Também fica fora da incidência dessas alíquotas a criação pecuária e de granja e a utilização dos animais como cobaias em pesquisas científicas, quando o produto for vendido pelo próprio produtor ou por quem utilizá-lo diretamente com essa finalidade. No caso de produto vegetal, o PLV especifica que estão beneficiadas pessoas ou entidades registradas no Ministério da Agricultura, do Abastecimento e da Pecuária que se dediquem ao comércio de sementes e mudas no país.

Assistência médica
Consta também da pauta o projeto de lei da Câmara (PLC) 105/03, que dá nova redação à Lei de Execução Penal (Lei 7.210/84) para assegurar, às mães presas e aos recém-nascidos, condições mínimas de assistência, como acompanhamento médico à mulher no pré-natal e no pós-parto e atendimento clínico ao bebê. De autoria da deputada Fátima Pelaes (PMDB-AP), o projeto recebeu parecer favorável com duas emendas na Comissão de Constituição, Justiça e Cidadania (CCJ), cuja relatoria foi da senadora Serys Slhessarenko (PT-MT).

Pelo PLC, os estabelecimentos penais destinados a mulheres serão dotados de berçário, onde as condenadas possam cuidar de seus filhos e amamentá-los, no mínimo, até os seis meses de idade. Essas penitenciárias também deverão ter uma seção para gestantes e parturientes e outra de creche para abrigar crianças maiores de seis meses e menores de sete anos, com a finalidade de assistir a criança desamparada cuja responsável estiver presa.

Poderão ainda ser votadas em primeiro turno as propostas de emenda à Constituição (PECs) 5/05 - que permite a brasileiros residentes no exterior eleger deputados federais - e 29/03 - que institui avaliação de indicadores de responsabilidade social. Essa segunda proposta representará o passo inicial para que venha a ser constituída uma Lei de Responsabilidade Social, a exemplo da atual Lei de Responsabilidade Fiscal.
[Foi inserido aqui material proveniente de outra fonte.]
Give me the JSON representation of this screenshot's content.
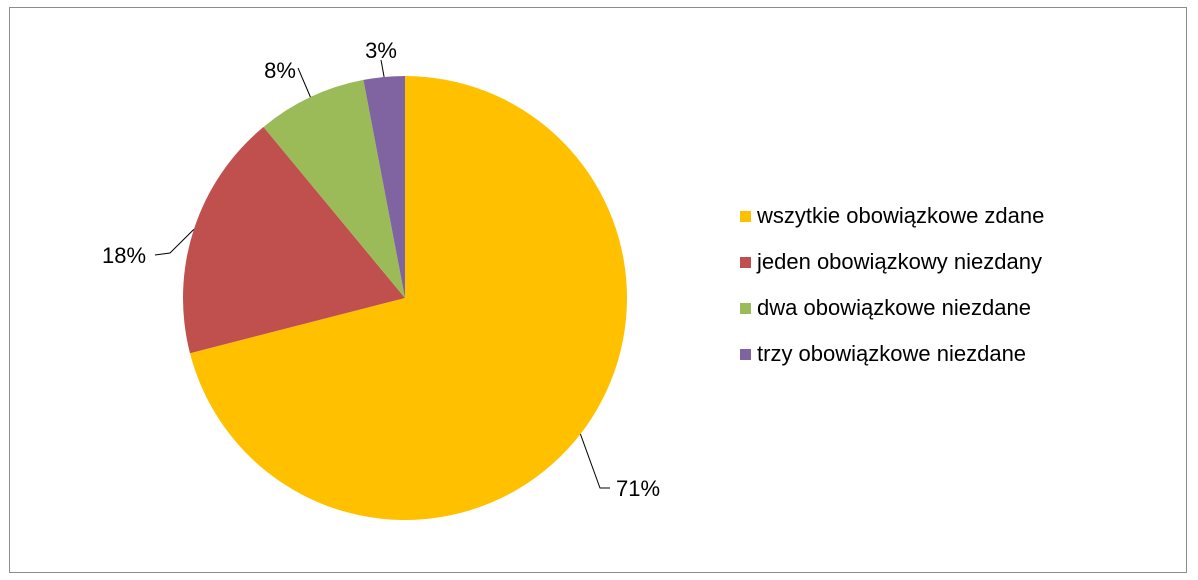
{
  "chart_data": {
    "type": "pie",
    "categories": [
      "wszytkie obowiązkowe zdane",
      "jeden obowiązkowy niezdany",
      "dwa obowiązkowe niezdane",
      "trzy obowiązkowe niezdane"
    ],
    "values": [
      71,
      18,
      8,
      3
    ],
    "data_labels": [
      "71%",
      "18%",
      "8%",
      "3%"
    ],
    "colors": [
      "#ffc000",
      "#c0504d",
      "#9bbb59",
      "#8064a2"
    ],
    "title": "",
    "legend_position": "right",
    "start_angle_deg": 0,
    "direction": "clockwise"
  }
}
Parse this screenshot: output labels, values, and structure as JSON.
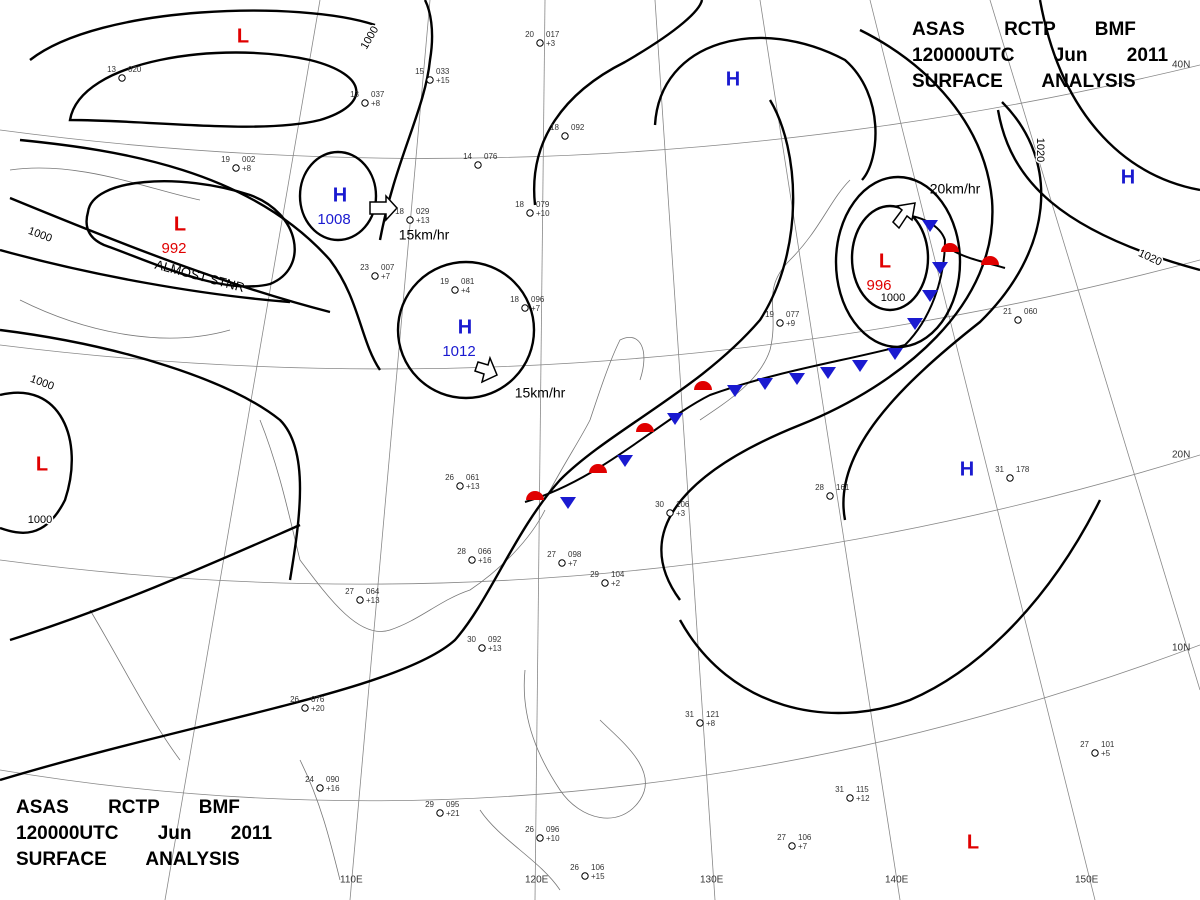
{
  "header": {
    "line1": "ASAS RCTP BMF",
    "line2": "120000UTC Jun 2011",
    "line3": "SURFACE ANALYSIS"
  },
  "grid_labels": {
    "lon": [
      "110E",
      "120E",
      "130E",
      "140E",
      "150E"
    ],
    "lat": [
      "10N",
      "20N",
      "40N"
    ]
  },
  "pressure_centers": [
    {
      "type": "H",
      "value": "1008"
    },
    {
      "type": "H",
      "value": "1012"
    },
    {
      "type": "L",
      "value": "992"
    },
    {
      "type": "L",
      "value": "996"
    },
    {
      "type": "H"
    },
    {
      "type": "H"
    },
    {
      "type": "H"
    },
    {
      "type": "L"
    },
    {
      "type": "L"
    },
    {
      "type": "L"
    }
  ],
  "isobar_labels": [
    "1000",
    "1000",
    "1000",
    "1000",
    "1000",
    "1020",
    "1020"
  ],
  "motion_labels": [
    "15km/hr",
    "15km/hr",
    "20km/hr"
  ],
  "annotation": "ALMOST STNR",
  "stations": [
    {
      "temp": "20",
      "pressure": "017",
      "tendency": "+3"
    },
    {
      "temp": "13",
      "pressure": "020"
    },
    {
      "temp": "15",
      "pressure": "033",
      "tendency": "+15"
    },
    {
      "temp": "13",
      "pressure": "037",
      "tendency": "+8"
    },
    {
      "temp": "18",
      "pressure": "092"
    },
    {
      "temp": "14",
      "pressure": "076"
    },
    {
      "temp": "19",
      "pressure": "002",
      "tendency": "+8"
    },
    {
      "temp": "18",
      "pressure": "029",
      "tendency": "+13"
    },
    {
      "temp": "18",
      "pressure": "079",
      "tendency": "+10"
    },
    {
      "temp": "23",
      "pressure": "007",
      "tendency": "+7"
    },
    {
      "temp": "19",
      "pressure": "081",
      "tendency": "+4"
    },
    {
      "temp": "18",
      "pressure": "096",
      "tendency": "+7"
    },
    {
      "temp": "26",
      "pressure": "061",
      "tendency": "+13"
    },
    {
      "temp": "28",
      "pressure": "066",
      "tendency": "+16"
    },
    {
      "temp": "27",
      "pressure": "064",
      "tendency": "+13"
    },
    {
      "temp": "26",
      "pressure": "076",
      "tendency": "+20"
    },
    {
      "temp": "30",
      "pressure": "092",
      "tendency": "+13"
    },
    {
      "temp": "27",
      "pressure": "098",
      "tendency": "+7"
    },
    {
      "temp": "29",
      "pressure": "104",
      "tendency": "+2"
    },
    {
      "temp": "30",
      "pressure": "106",
      "tendency": "+3"
    },
    {
      "temp": "28",
      "pressure": "161"
    },
    {
      "temp": "31",
      "pressure": "178"
    },
    {
      "temp": "31",
      "pressure": "115",
      "tendency": "+12"
    },
    {
      "temp": "27",
      "pressure": "106",
      "tendency": "+7"
    },
    {
      "temp": "27",
      "pressure": "101",
      "tendency": "+5"
    },
    {
      "temp": "29",
      "pressure": "095",
      "tendency": "+21"
    },
    {
      "temp": "24",
      "pressure": "090",
      "tendency": "+16"
    },
    {
      "temp": "26",
      "pressure": "096",
      "tendency": "+10"
    },
    {
      "temp": "26",
      "pressure": "106",
      "tendency": "+15"
    },
    {
      "temp": "31",
      "pressure": "121",
      "tendency": "+8"
    },
    {
      "temp": "21",
      "pressure": "060"
    },
    {
      "temp": "19",
      "pressure": "077",
      "tendency": "+9"
    }
  ]
}
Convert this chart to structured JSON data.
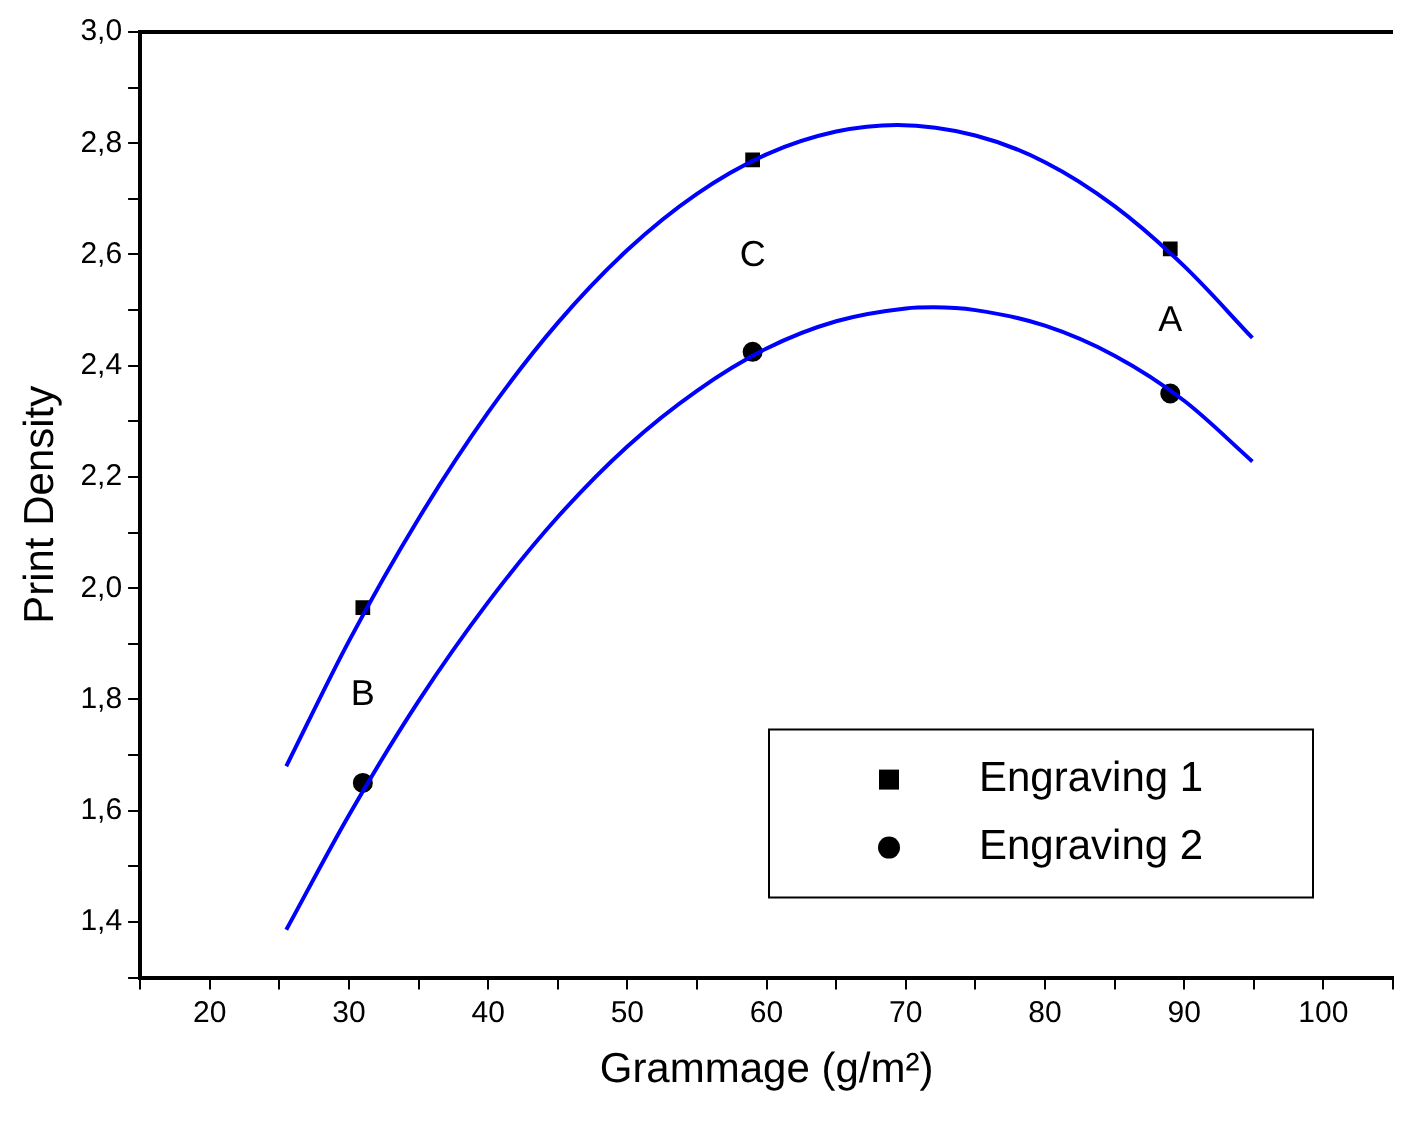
{
  "chart_data": {
    "type": "scatter",
    "xlabel": "Grammage (g/m²)",
    "ylabel": "Print Density",
    "xlim": [
      15,
      105
    ],
    "ylim": [
      1.3,
      3.0
    ],
    "xticks": [
      {
        "value": 15,
        "label": null
      },
      20,
      {
        "value": 25,
        "label": null
      },
      30,
      {
        "value": 35,
        "label": null
      },
      40,
      {
        "value": 45,
        "label": null
      },
      50,
      {
        "value": 55,
        "label": null
      },
      60,
      {
        "value": 65,
        "label": null
      },
      70,
      {
        "value": 75,
        "label": null
      },
      80,
      {
        "value": 85,
        "label": null
      },
      90,
      {
        "value": 95,
        "label": null
      },
      100,
      {
        "value": 105,
        "label": null
      }
    ],
    "yticks": [
      {
        "value": 1.3,
        "label": null
      },
      {
        "value": 1.4,
        "label": "1,4"
      },
      {
        "value": 1.5,
        "label": null
      },
      {
        "value": 1.6,
        "label": "1,6"
      },
      {
        "value": 1.7,
        "label": null
      },
      {
        "value": 1.8,
        "label": "1,8"
      },
      {
        "value": 1.9,
        "label": null
      },
      {
        "value": 2.0,
        "label": "2,0"
      },
      {
        "value": 2.1,
        "label": null
      },
      {
        "value": 2.2,
        "label": "2,2"
      },
      {
        "value": 2.3,
        "label": null
      },
      {
        "value": 2.4,
        "label": "2,4"
      },
      {
        "value": 2.5,
        "label": null
      },
      {
        "value": 2.6,
        "label": "2,6"
      },
      {
        "value": 2.7,
        "label": null
      },
      {
        "value": 2.8,
        "label": "2,8"
      },
      {
        "value": 2.9,
        "label": null
      },
      {
        "value": 3.0,
        "label": "3,0"
      }
    ],
    "grid": false,
    "legend": "bottom right",
    "series": [
      {
        "name": "Engraving 1",
        "color": "#000000",
        "marker": "square",
        "x": [
          31,
          59,
          89
        ],
        "values": [
          1.965,
          2.77,
          2.61
        ]
      },
      {
        "name": "Engraving 2",
        "color": "#000000",
        "marker": "circle",
        "x": [
          31,
          59,
          89
        ],
        "values": [
          1.65,
          2.425,
          2.35
        ]
      },
      {
        "type": "line",
        "color": "#0000ff",
        "marker": "none",
        "x": [
          25.5,
          30,
          35,
          40,
          45,
          50,
          55,
          60,
          65,
          69.4,
          75,
          80,
          85,
          90,
          94.9
        ],
        "values": [
          1.68,
          1.905,
          2.125,
          2.316,
          2.477,
          2.608,
          2.709,
          2.78,
          2.821,
          2.833,
          2.814,
          2.766,
          2.687,
          2.579,
          2.45
        ]
      },
      {
        "type": "line",
        "color": "#0000ff",
        "marker": "none",
        "x": [
          25.5,
          30,
          35,
          40,
          45,
          50,
          55,
          60,
          65,
          70,
          72,
          75,
          80,
          85,
          90,
          94.9
        ],
        "values": [
          1.386,
          1.592,
          1.797,
          1.975,
          2.128,
          2.255,
          2.355,
          2.431,
          2.48,
          2.503,
          2.505,
          2.5,
          2.472,
          2.418,
          2.337,
          2.228
        ]
      }
    ],
    "annotations": [
      "B",
      "C",
      "A"
    ]
  }
}
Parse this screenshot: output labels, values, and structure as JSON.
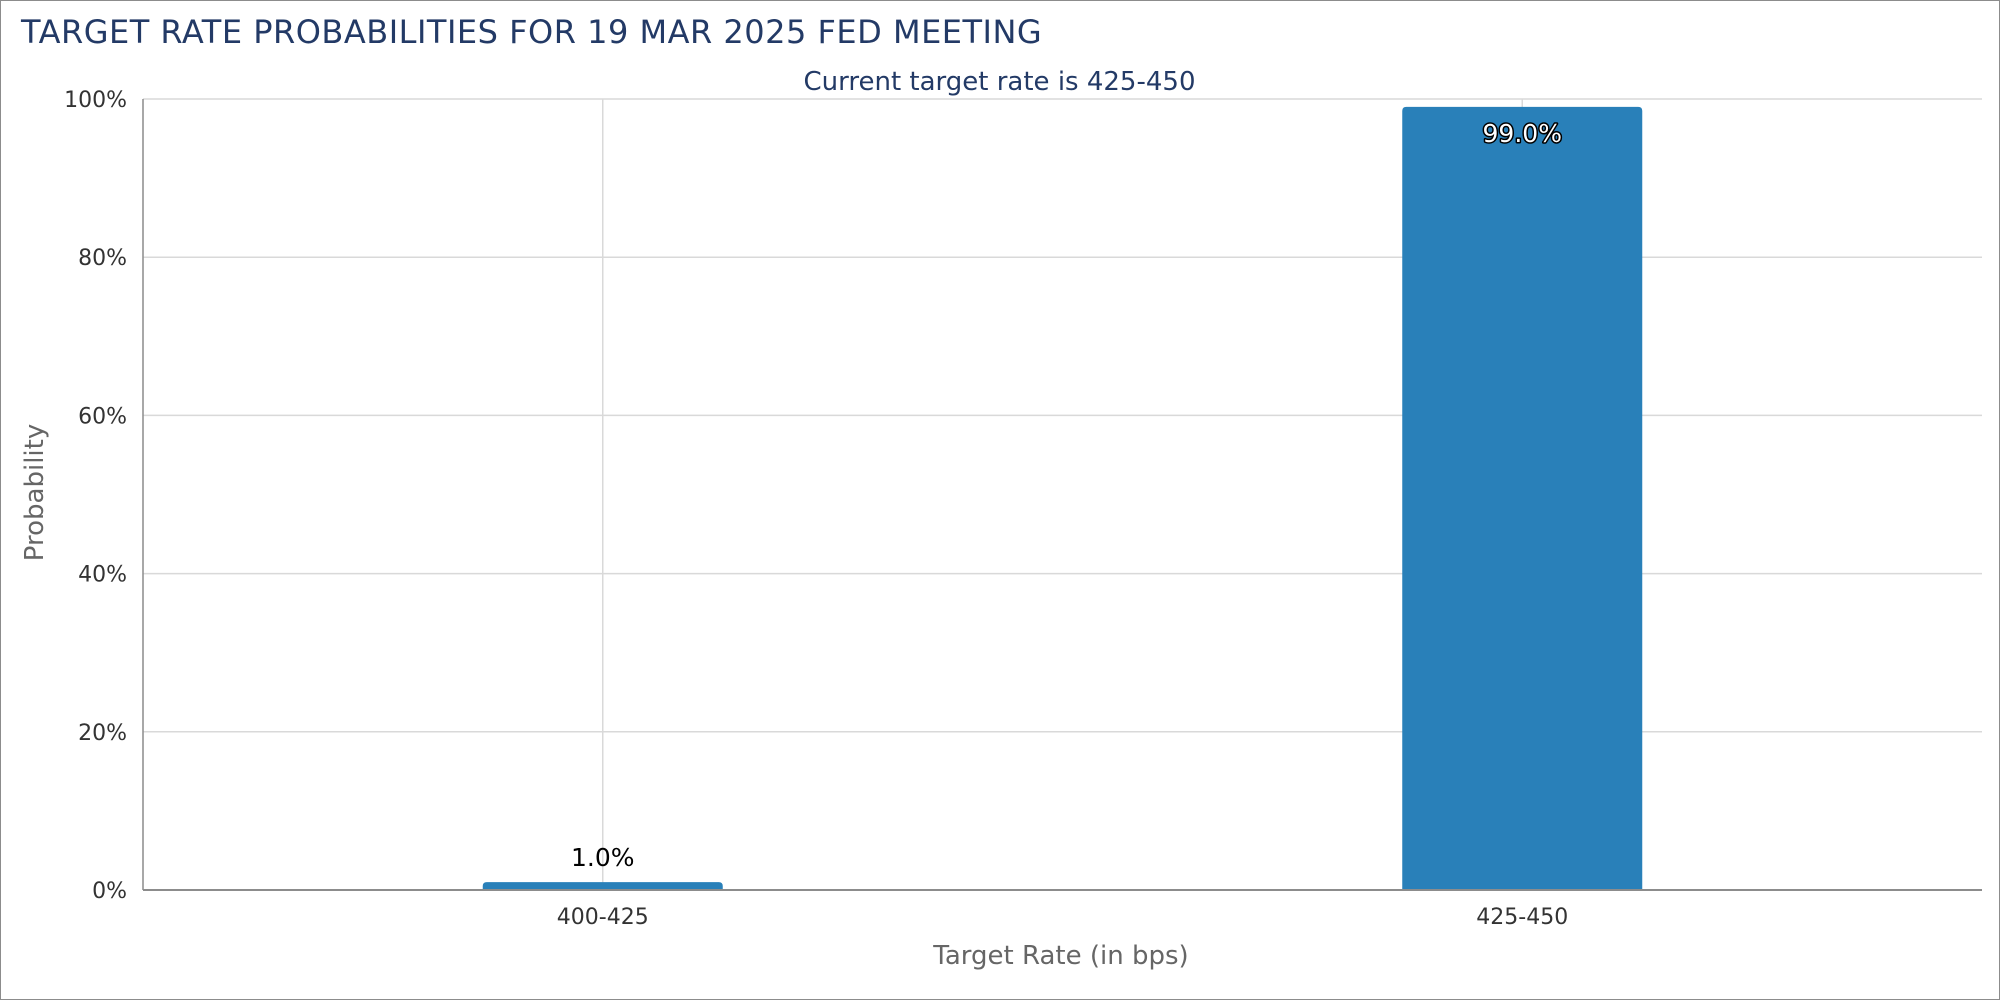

Quatro PECs também poderão ser apreciadas em primeiro turno: as de números 48/03, 38/04, 50/06 e 86/07. A PEC 48/03 determina que a aplicação de recursos destinados à irrigação para as Regiões Centro-Oeste e Nordeste, prevista na Constituição, deverá durar 30 anos, prorrogando-se, assim, o prazo previsto em vigor, de 25 anos. Pela proposta, a União deverá aplicar os recursos até 2019, e não até 2014. As PECs 38/04 e 86/07 estabelecem o voto aberto no Legislativo para a decretação de perda de mandato do parlamentar. Já a PEC 50/06 determina que todas as votações na Câmara, no Senado e demais deliberações do Congresso deverão ser feitas pelo voto aberto dos parlamentares.

Cooperativas
Consta também da pauta o substitutivo ao PLC 6/03, que institui novas regras para o funcionamento da administração e do conselho fiscal das sociedades cooperativas. Aprovado pela Comissão de Agricultura e Reforma Agrária (CRA) na forma de substitutivo, o projeto estabelece que o conselho de administração das cooperativas, composto exclusivamente por assembléia-geral, terá mandato nunca superior a quatro anos, sendo obrigatória a renovação de um terço de seus membros.

Esse conselho responderá pela alta gestão da sociedade e pelo controle da direção, conforme a matéria. As regras para a eleição, mandato e renovação valem também para a diretoria da cooperativa quando não houver conselho de administração. O conselho fiscal deverá fiscalizar assídua e minuciosamente a cooperativa e ser constituído de no mínimo três e no máximo sete membros efetivos, com igual número de suplentes. Todos esses integrantes do conselho também deverão ser associados eleitos por assembléia-geral, com mandato nunca superior a dois anos, sendo obrigatória a renovação de dois terços de seus componentes.

Outro item da pauta é o substitutivo ao PLC 6/07 que trata de feriados forenses. O texto alternativo determina que, nas unidades forenses, sejam suspensos todos os prazos, audiências e quaisquer outras intercorrências processuais nos dias compreendidos entre 20 de dezembro e 6 de janeiro, além dos recessos dos domingos e feriados. Apresentado pela Comissão Diretora como a redação do vencido, para apreciação em turno suplementar pelos senadores, o projeto mantém como feriados para a Justiça Federal, inclusive nos tribunais superiores, os dias da Semana Santa, compreendidos entre a quarta-feira e o Domingo de Páscoa; a segunda e a terça-feira de Carnaval; e os dias 11 de agosto, 1 e 2 de novembro, acrescentando, porém, mais um feriado - no dia 8 de dezembro.